Single-Walled Carbon Nanotube Induced Optimized Electron Polarization of Rhodium Nanocrystals to Develop an Interface Catalyst for Highly Efficient Electrocatalysis

Carbon nanomaterials have been employed as crucial supports to increase surface loading and electronic conductivity. In addition, there are widely synergistic effects between the metallic species and the carbon supports for accelerated and stable electrocatalysis. In this work, a rhodium nanocrystal hybrid with single-walled carbon nanotubes (Rh/SWNTs) is reported to be an advanced catalyst for electrocatalytic reactions.
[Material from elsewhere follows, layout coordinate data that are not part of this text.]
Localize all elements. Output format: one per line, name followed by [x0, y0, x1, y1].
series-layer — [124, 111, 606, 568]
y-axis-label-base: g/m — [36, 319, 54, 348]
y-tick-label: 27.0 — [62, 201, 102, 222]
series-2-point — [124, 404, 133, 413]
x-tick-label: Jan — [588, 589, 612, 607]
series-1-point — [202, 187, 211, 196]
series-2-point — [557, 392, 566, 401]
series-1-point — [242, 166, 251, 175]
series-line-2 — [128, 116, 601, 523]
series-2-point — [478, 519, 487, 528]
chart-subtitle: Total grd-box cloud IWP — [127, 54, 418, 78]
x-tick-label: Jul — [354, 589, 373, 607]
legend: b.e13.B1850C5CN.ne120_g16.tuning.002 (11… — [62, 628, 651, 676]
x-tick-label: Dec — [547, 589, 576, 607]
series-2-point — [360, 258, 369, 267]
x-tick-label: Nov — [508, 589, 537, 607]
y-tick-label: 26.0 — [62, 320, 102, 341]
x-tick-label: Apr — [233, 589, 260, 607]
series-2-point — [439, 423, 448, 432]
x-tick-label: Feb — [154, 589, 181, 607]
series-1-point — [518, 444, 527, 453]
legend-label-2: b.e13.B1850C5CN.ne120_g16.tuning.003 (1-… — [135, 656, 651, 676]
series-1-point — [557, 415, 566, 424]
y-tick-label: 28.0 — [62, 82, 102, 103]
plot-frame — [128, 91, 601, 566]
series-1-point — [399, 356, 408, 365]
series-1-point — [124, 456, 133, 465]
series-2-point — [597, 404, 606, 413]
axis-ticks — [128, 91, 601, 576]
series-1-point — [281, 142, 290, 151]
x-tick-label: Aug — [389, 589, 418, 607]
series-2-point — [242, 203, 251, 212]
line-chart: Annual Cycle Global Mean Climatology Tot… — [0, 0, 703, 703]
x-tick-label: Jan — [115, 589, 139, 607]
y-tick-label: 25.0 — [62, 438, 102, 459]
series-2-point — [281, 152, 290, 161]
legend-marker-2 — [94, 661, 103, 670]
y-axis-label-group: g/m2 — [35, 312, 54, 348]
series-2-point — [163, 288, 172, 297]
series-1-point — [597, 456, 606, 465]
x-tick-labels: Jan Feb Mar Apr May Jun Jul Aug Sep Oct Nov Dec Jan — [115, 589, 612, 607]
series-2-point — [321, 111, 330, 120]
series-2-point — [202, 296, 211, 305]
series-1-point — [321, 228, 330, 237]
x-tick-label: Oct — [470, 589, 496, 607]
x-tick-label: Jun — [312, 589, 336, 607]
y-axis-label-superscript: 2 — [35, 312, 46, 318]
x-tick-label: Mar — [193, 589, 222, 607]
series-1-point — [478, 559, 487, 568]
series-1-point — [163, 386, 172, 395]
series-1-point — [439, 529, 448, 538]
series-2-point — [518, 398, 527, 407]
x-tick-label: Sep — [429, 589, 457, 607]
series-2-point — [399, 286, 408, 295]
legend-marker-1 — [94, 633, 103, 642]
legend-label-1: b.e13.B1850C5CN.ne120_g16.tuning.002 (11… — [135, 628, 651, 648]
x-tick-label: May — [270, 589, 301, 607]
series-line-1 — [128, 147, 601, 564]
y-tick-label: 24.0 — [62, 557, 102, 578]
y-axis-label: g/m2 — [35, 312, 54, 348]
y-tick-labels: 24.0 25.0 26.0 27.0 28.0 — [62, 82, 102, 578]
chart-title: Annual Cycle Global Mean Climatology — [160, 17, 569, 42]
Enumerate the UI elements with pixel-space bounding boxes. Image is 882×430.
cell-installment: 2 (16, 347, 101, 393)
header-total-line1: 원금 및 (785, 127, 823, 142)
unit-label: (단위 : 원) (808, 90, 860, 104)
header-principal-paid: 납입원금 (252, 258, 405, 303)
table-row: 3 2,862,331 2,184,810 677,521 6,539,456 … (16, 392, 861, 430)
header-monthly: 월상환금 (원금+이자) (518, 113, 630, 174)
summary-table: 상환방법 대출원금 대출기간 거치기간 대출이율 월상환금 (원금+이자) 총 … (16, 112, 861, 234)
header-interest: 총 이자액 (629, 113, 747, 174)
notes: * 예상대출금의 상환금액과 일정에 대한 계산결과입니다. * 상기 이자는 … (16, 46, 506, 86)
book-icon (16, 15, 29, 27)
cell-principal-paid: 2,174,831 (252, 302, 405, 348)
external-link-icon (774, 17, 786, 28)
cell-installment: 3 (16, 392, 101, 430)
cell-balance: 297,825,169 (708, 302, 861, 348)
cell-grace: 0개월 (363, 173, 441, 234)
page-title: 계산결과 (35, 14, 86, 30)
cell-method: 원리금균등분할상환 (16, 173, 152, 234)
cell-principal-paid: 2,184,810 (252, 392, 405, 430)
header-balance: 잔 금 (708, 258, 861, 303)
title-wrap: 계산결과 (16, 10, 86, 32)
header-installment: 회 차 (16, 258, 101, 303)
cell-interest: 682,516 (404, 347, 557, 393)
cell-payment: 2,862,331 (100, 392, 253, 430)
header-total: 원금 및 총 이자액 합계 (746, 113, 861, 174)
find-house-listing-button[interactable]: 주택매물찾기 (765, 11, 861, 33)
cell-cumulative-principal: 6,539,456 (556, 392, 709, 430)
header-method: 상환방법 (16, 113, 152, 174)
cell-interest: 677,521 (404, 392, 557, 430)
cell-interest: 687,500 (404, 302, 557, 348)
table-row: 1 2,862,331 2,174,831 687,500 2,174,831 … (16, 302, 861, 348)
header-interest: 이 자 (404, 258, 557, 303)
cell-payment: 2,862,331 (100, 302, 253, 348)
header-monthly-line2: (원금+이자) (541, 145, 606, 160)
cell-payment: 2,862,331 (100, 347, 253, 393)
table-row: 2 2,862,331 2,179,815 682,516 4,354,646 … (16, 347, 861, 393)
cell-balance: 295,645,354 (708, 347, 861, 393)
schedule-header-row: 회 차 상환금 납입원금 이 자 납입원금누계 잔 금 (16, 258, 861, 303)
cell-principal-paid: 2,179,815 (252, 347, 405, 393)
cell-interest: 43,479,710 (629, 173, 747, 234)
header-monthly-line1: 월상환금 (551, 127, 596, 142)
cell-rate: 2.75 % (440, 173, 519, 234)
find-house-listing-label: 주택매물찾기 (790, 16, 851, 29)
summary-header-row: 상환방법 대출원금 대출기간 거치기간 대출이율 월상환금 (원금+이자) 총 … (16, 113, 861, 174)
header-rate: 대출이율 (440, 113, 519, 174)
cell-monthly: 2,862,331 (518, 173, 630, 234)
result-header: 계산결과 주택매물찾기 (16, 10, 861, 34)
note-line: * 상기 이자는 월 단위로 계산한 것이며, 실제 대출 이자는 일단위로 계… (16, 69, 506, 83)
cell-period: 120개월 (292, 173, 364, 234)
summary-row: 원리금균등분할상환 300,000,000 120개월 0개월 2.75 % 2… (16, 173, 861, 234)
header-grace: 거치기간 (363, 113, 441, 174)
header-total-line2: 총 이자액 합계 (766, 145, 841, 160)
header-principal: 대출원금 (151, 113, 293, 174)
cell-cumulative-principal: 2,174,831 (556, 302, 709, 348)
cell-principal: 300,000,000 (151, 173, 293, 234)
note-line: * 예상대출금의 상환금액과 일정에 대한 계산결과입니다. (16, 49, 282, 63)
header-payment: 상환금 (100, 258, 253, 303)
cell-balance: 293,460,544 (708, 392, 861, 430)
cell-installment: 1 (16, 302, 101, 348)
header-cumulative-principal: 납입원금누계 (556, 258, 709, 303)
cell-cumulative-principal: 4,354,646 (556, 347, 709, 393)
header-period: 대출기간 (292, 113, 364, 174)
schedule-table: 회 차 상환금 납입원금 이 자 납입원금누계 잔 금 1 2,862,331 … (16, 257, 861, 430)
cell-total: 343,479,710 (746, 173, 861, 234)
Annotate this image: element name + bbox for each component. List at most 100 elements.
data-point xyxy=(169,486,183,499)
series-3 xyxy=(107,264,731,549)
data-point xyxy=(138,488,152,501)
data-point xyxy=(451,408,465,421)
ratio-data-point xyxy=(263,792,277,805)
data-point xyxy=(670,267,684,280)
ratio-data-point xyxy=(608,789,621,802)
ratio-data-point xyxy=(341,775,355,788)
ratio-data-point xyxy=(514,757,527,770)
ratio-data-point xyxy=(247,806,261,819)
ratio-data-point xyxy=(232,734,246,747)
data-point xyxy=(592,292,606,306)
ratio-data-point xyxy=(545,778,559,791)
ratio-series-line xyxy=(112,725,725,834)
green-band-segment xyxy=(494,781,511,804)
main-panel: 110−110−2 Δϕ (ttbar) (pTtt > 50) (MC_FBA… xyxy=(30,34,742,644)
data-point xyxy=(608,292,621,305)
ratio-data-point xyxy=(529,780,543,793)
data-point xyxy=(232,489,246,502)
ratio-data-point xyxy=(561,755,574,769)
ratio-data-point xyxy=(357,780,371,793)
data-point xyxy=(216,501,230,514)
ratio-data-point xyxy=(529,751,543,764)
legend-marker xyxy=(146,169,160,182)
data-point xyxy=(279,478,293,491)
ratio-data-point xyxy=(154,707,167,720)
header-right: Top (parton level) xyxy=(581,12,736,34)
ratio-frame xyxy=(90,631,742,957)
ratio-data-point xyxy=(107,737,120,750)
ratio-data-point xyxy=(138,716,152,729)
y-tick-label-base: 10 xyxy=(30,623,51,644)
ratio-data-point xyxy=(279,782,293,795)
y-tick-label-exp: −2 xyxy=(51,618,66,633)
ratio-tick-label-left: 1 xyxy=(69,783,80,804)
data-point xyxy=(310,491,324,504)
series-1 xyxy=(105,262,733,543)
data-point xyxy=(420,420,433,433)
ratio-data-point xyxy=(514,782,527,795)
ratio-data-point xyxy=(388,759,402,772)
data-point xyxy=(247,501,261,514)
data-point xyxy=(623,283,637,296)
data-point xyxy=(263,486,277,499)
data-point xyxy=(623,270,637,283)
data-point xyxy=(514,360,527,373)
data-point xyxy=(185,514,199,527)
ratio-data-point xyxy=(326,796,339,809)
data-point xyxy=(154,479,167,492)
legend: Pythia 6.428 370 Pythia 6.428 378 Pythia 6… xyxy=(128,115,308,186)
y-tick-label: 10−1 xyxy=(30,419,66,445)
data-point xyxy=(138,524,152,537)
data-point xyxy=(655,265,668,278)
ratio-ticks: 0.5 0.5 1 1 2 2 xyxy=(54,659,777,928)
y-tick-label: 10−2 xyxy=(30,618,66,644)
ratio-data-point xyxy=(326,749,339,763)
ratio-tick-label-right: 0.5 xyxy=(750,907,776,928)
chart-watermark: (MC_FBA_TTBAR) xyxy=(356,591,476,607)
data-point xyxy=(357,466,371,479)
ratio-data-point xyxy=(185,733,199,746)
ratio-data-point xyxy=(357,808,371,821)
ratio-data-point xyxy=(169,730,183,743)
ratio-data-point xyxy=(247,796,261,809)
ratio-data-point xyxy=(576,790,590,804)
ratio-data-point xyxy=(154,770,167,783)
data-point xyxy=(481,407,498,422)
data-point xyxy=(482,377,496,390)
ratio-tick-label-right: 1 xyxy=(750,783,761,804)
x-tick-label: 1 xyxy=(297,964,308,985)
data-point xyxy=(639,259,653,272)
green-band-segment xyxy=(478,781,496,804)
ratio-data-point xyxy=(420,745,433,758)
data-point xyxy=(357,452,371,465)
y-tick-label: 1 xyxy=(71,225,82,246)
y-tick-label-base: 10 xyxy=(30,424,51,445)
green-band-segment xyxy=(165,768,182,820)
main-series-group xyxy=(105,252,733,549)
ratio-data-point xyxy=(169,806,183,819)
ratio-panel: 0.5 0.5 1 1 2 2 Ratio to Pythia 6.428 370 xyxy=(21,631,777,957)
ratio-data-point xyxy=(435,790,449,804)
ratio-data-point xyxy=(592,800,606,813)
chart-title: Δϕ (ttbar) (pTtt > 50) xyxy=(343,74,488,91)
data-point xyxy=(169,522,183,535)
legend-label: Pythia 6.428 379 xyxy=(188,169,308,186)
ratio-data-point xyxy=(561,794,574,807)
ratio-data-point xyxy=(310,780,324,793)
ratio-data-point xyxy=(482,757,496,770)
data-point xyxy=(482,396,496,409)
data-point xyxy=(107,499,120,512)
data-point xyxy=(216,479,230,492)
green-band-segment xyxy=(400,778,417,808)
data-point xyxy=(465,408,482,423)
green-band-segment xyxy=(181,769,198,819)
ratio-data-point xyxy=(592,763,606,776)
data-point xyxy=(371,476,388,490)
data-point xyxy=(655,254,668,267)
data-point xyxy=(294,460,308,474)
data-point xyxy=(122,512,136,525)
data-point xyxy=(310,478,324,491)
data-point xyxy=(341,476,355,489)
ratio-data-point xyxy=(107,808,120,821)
SWNTs, as good electron acceptors, could modulate the electronic structure of Rh NPs and produce optimized electron polarization, which can give a high-performance interface catalyst. More eye catching are the excellent hydrogen evolution reaction (HER) properties in acid and alkali achieved by Rh/SWNTs with small overpotential (at 10 mA cm^-2) and Tafel slope (25 mV and 20 mV dec^-1 in 0.5 M H₂SO₄, 48 mV and 27 mV dec^-1 in 1.0 M KOH, respectively). Meanwhile, such electron polarization could also improve the oxygen evolution reaction (OER) and oxygen reduction reaction (ORR) properties. The Rh/SWNTs show high efficiency in overall water splitting and an integrated zinc-air battery with a low cell voltage of 1.59 V at 10 mA cm^-2 and a high open-circuit voltage of 1.42 V. This work highlights an electron polarization strategy on the interface between Rh and SWNTs to develop a high-performance multifunctional hydrogen and oxygen catalyst.